Multilingual & Multi Domain Corporate Sites in WordPress
One of the things we're doing more and more of recently is building multilingual, multi domain corporate sites in WordPress. Doing that used to be a fair amount of work, but we've been able to make it a lot simpler lately.
We start the process with a simple WordPress MU install, to which we then add the Multi Site Manager plugin, to be able to run multiple domains off of it. Now this is all pretty simple and straight forward. Now we used to have to build a theme in several languages, but we've recently developed some new stuff that makes that simpler.
Localized templates
One of the things I've done for the StudioPress themes is localize them, which is actually not even that much work if you read the how to for it that John Godley wrote. On top of doing that, we add some other code that I've written, which allows you to pick the language for a blog in the themes backend.

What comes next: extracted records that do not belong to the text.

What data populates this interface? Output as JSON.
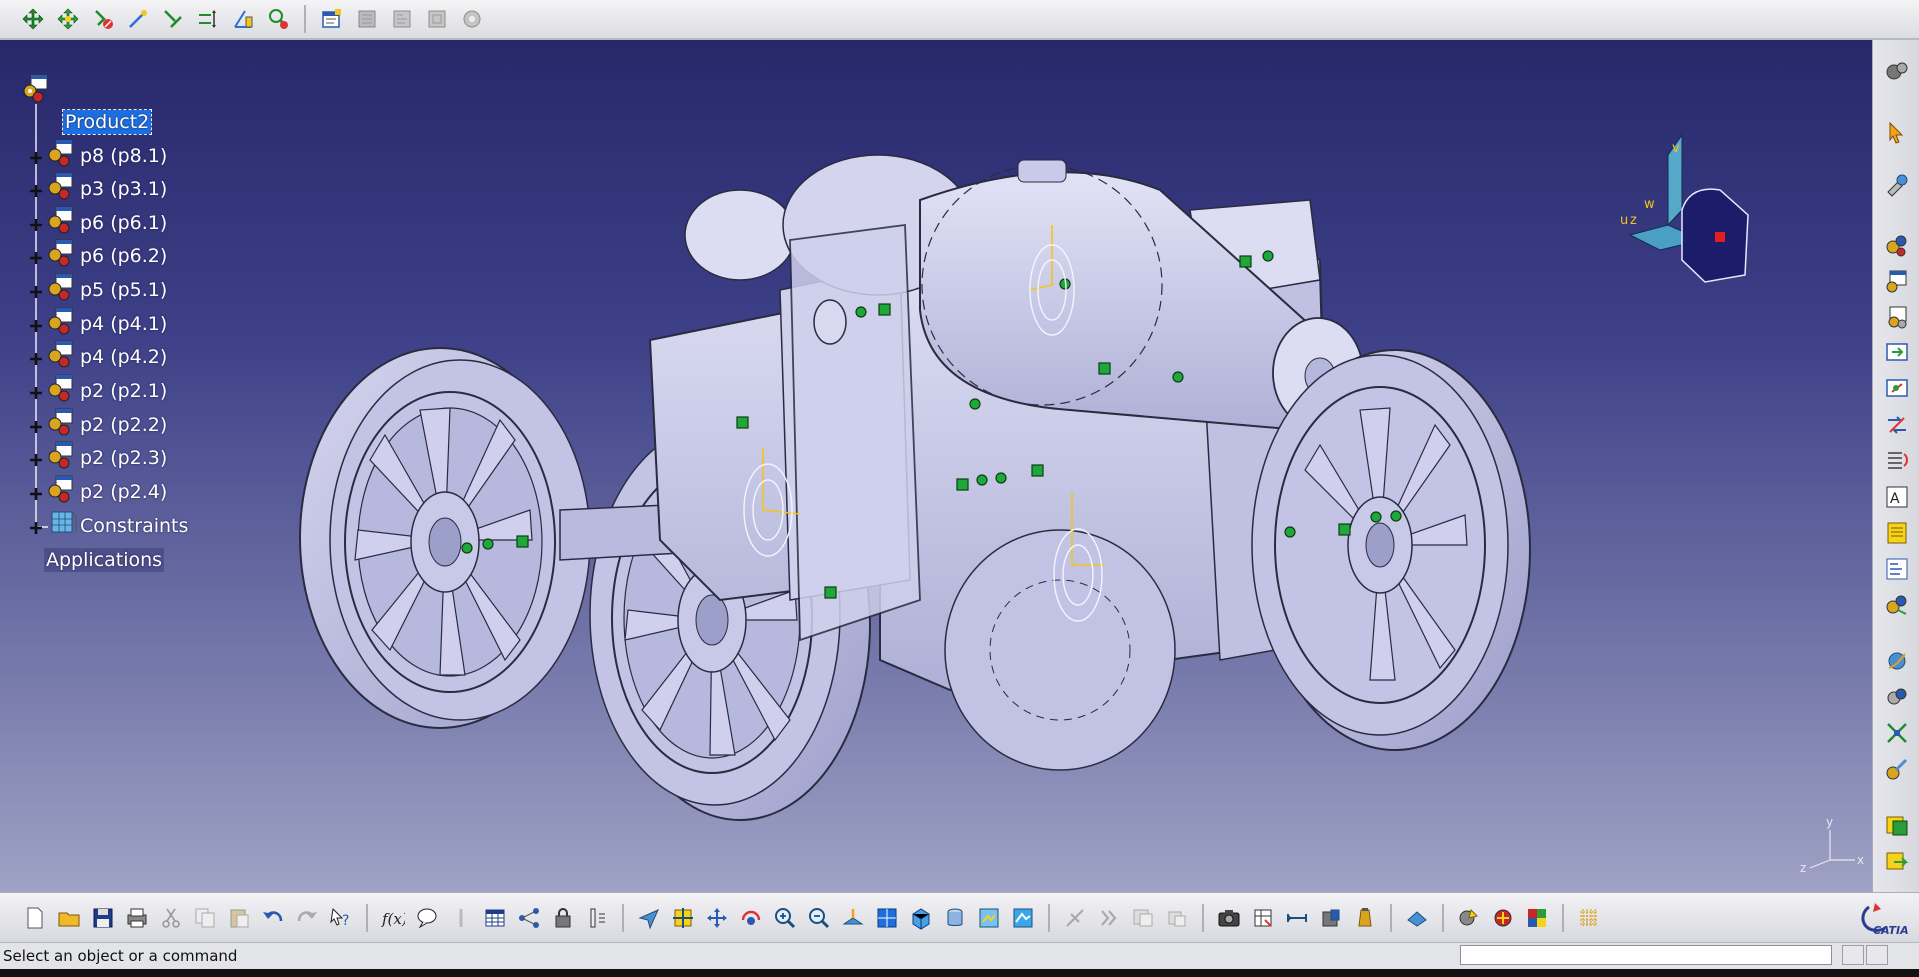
{
  "app": {
    "name": "CATIA"
  },
  "tree": {
    "root": "Product2",
    "items": [
      {
        "label": "p8 (p8.1)"
      },
      {
        "label": "p3 (p3.1)"
      },
      {
        "label": "p6 (p6.1)"
      },
      {
        "label": "p6 (p6.2)"
      },
      {
        "label": "p5 (p5.1)"
      },
      {
        "label": "p4 (p4.1)"
      },
      {
        "label": "p4 (p4.2)"
      },
      {
        "label": "p2 (p2.1)"
      },
      {
        "label": "p2 (p2.2)"
      },
      {
        "label": "p2 (p2.3)"
      },
      {
        "label": "p2 (p2.4)"
      }
    ],
    "constraints": "Constraints",
    "applications": "Applications"
  },
  "compass": {
    "u": "u",
    "v": "v",
    "w": "w",
    "z": "z"
  },
  "axis_triad": {
    "x": "x",
    "y": "y",
    "z": "z"
  },
  "status": {
    "message": "Select an object or a command",
    "command_value": ""
  },
  "brand": {
    "logo_text": "CATIA"
  },
  "colors": {
    "viewport_top": "#27286a",
    "viewport_bottom": "#9fa2c4",
    "selection": "#1c6fe0",
    "compass_yellow": "#f2c51a",
    "constraint_green": "#1fa83a",
    "model_fill": "#c9c9ea"
  },
  "toolbars": {
    "top": [
      "manipulation-icon",
      "snap-icon",
      "fix-icon",
      "coincidence-icon",
      "contact-icon",
      "offset-icon",
      "angle-icon",
      "fix-together-icon",
      "insert-component-icon",
      "product-icon",
      "part-icon",
      "existing-component-icon",
      "replace-icon"
    ],
    "bottom": [
      "new-icon",
      "open-icon",
      "save-icon",
      "print-icon",
      "cut-icon",
      "copy-icon",
      "paste-icon",
      "undo-icon",
      "redo-icon",
      "whats-this-icon",
      "formula-icon",
      "comment-icon",
      "knowledge-icon",
      "table-icon",
      "graph-icon",
      "lock-icon",
      "parameters-icon",
      "fly-icon",
      "fit-all-icon",
      "pan-icon",
      "rotate-icon",
      "zoom-in-icon",
      "zoom-out-icon",
      "normal-view-icon",
      "quick-view-icon",
      "iso-view-icon",
      "hide-show-icon",
      "swap-visible-icon",
      "render-icon",
      "update-icon",
      "reorder-icon",
      "capture-icon",
      "measure-icon",
      "measure-between-icon",
      "measure-item-icon",
      "weight-icon",
      "catalog-icon",
      "clash-icon",
      "sectioning-icon",
      "snapshot-icon",
      "grid-icon"
    ],
    "right": [
      "catalog-icon",
      "select-icon",
      "tools-icon",
      "component-icon",
      "product-icon",
      "part-icon",
      "existing-icon",
      "multi-instance-icon",
      "replace-icon",
      "reorder-icon",
      "generate-numbering-icon",
      "bill-of-material-icon",
      "explode-icon",
      "scene-icon",
      "publish-icon",
      "manipulate-icon",
      "snap-icon",
      "smart-move-icon",
      "flexible-icon",
      "fixed-icon",
      "constraint-icon"
    ]
  }
}
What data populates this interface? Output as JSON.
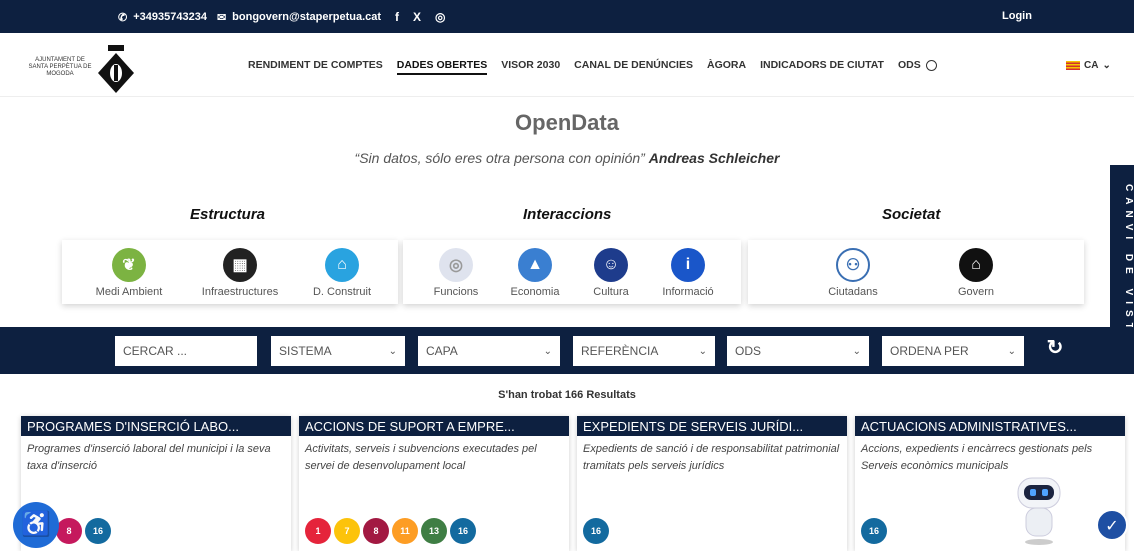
{
  "topbar": {
    "phone": "+34935743234",
    "email": "bongovern@staperpetua.cat",
    "social": [
      "f",
      "X",
      "◎"
    ],
    "login": "Login"
  },
  "header": {
    "logo_text": "AJUNTAMENT DE SANTA PERPÈTUA DE MOGODA",
    "nav": [
      "RENDIMENT DE COMPTES",
      "DADES OBERTES",
      "VISOR 2030",
      "CANAL DE DENÚNCIES",
      "ÀGORA",
      "INDICADORS DE CIUTAT",
      "ODS"
    ],
    "language": "CA"
  },
  "main": {
    "title": "OpenData",
    "quote": "“Sin datos, sólo eres otra persona con opinión”",
    "quote_author": "Andreas Schleicher",
    "side_tab": "CANVI DE VISTA"
  },
  "categories": {
    "estructura": {
      "title": "Estructura",
      "items": [
        {
          "label": "Medi Ambient",
          "color": "#7cb342",
          "icon": "leaf-icon"
        },
        {
          "label": "Infraestructures",
          "color": "#222222",
          "icon": "building-icon"
        },
        {
          "label": "D. Construit",
          "color": "#29a3e0",
          "icon": "crane-icon"
        }
      ]
    },
    "interaccions": {
      "title": "Interaccions",
      "items": [
        {
          "label": "Funcions",
          "color": "#dfe3ee",
          "icon": "gear-icon"
        },
        {
          "label": "Economia",
          "color": "#3a7fd1",
          "icon": "chart-icon"
        },
        {
          "label": "Cultura",
          "color": "#1e3c8c",
          "icon": "masks-icon"
        },
        {
          "label": "Informació",
          "color": "#1a56c9",
          "icon": "info-icon"
        }
      ]
    },
    "societat": {
      "title": "Societat",
      "items": [
        {
          "label": "Ciutadans",
          "color": "#3a6fb3",
          "icon": "people-icon"
        },
        {
          "label": "Govern",
          "color": "#111111",
          "icon": "government-icon"
        }
      ]
    }
  },
  "filters": {
    "search_placeholder": "CERCAR ...",
    "sistema": "SISTEMA",
    "capa": "CAPA",
    "referencia": "REFERÈNCIA",
    "ods": "ODS",
    "ordena": "ORDENA PER"
  },
  "results_text": "S'han trobat 166 Resultats",
  "cards": [
    {
      "title": "PROGRAMES D'INSERCIÓ LABO...",
      "desc": "Programes d'inserció laboral del municipi i la seva taxa d'inserció",
      "ods": [
        {
          "n": "5",
          "c": "#e5243b"
        },
        {
          "n": "8",
          "c": "#c5195d"
        },
        {
          "n": "16",
          "c": "#136a9f"
        }
      ]
    },
    {
      "title": "ACCIONS DE SUPORT A EMPRE...",
      "desc": "Activitats, serveis i subvencions executades pel servei de desenvolupament local",
      "ods": [
        {
          "n": "1",
          "c": "#e5243b"
        },
        {
          "n": "7",
          "c": "#fcc30b"
        },
        {
          "n": "8",
          "c": "#a21942"
        },
        {
          "n": "11",
          "c": "#fd9d24"
        },
        {
          "n": "13",
          "c": "#3f7e44"
        },
        {
          "n": "16",
          "c": "#136a9f"
        }
      ]
    },
    {
      "title": "EXPEDIENTS DE SERVEIS JURÍDI...",
      "desc": "Expedients de sanció i de responsabilitat patrimonial tramitats pels serveis jurídics",
      "ods": [
        {
          "n": "16",
          "c": "#136a9f"
        }
      ]
    },
    {
      "title": "ACTUACIONS ADMINISTRATIVES...",
      "desc": "Accions, expedients i encàrrecs gestionats pels Serveis econòmics municipals",
      "ods": [
        {
          "n": "16",
          "c": "#136a9f"
        }
      ]
    }
  ]
}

Now this means, that we can run a multi domain, multilingual site in 1 WordPress install, while maintaining only 1 theme.
Localizing dates
One of the other things you need to take care of when you're localizing your WordPress theme is localizing the date output. To be honest the way I'm doing that right now is a bit of a hack, but it allows for us to translate dates from within a theme, without having to use the backend in the other language. It works by adding stuff like this to the themes functions.php:
$wp_locale->weekday[0] = __('Sunday','orangevalley');
So now, we can have an english backend, and a frontend in as many different languages on as many different domains as we want, served from one WordPress MU install, with only one theme to maintain. How cool is that?